How might the market for capital reach equilibrium?

Answer 1.3: Less capital is being supplied to the market than is being demanded. In the short run, the economy has a given stock of houses, cars, machines, and factories. This capital stock is owned by households, and all of the services from this stock are supplied to the rental market. Therefore, in the short run, the aggregate or market quantity of capital services supplied, Ks , equals K. Neither the aggregate quantity of capital services supplied nor the marginal product of capital changes in the short run. If more capital were supplied, the marginal product of capital, MPK, would decrease, but this does not happen in the short run. The depreciation rate of capital also depends on the quantity of capital and does not change in the short run.

The aggregate quantity demanded, Kd, depends on the real rental price R/P. The real rental price R/P is how much users of capital are willing to pay, so it changes even in the short run. The equilibrium value of R/P is determined to clear the market, so that the aggregate quantity of capital services supplied, K, equals the aggregate quantity demanded, Kd.

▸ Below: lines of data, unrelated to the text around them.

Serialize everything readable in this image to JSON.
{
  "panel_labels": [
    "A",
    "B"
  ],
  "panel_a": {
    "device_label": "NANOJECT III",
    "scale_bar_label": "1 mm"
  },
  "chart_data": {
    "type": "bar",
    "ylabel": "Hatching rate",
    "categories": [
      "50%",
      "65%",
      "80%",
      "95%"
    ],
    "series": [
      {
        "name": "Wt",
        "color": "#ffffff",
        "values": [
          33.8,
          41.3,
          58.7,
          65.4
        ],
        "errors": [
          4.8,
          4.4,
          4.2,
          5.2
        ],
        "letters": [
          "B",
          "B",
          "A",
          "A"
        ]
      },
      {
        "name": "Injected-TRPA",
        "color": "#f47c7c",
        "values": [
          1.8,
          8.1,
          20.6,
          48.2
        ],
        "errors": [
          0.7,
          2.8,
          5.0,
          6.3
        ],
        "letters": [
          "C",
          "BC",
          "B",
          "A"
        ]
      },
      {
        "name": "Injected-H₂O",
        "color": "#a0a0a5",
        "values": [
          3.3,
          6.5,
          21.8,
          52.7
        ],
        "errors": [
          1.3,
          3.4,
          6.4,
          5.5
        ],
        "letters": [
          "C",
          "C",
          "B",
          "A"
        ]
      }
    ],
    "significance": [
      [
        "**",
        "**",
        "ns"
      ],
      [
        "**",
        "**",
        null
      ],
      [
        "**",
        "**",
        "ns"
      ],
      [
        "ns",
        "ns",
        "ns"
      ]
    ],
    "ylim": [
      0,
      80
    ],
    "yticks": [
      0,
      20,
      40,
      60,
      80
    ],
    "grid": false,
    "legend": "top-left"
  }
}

The equality between Ks and Kd means that the market-clearing real rental price, (R/P)*, equals the marginal product of capital, MPK: (see Barro equation 6.15) (R/P)* = MPK (evaluated at K). The real rental price R/P is now 8.22%, which is less than 8.45%, so the market for capital is not in equilibrium. At a higher real rental price, users demand less capital. The real rental price R/P increases to 8.45% to clear the market.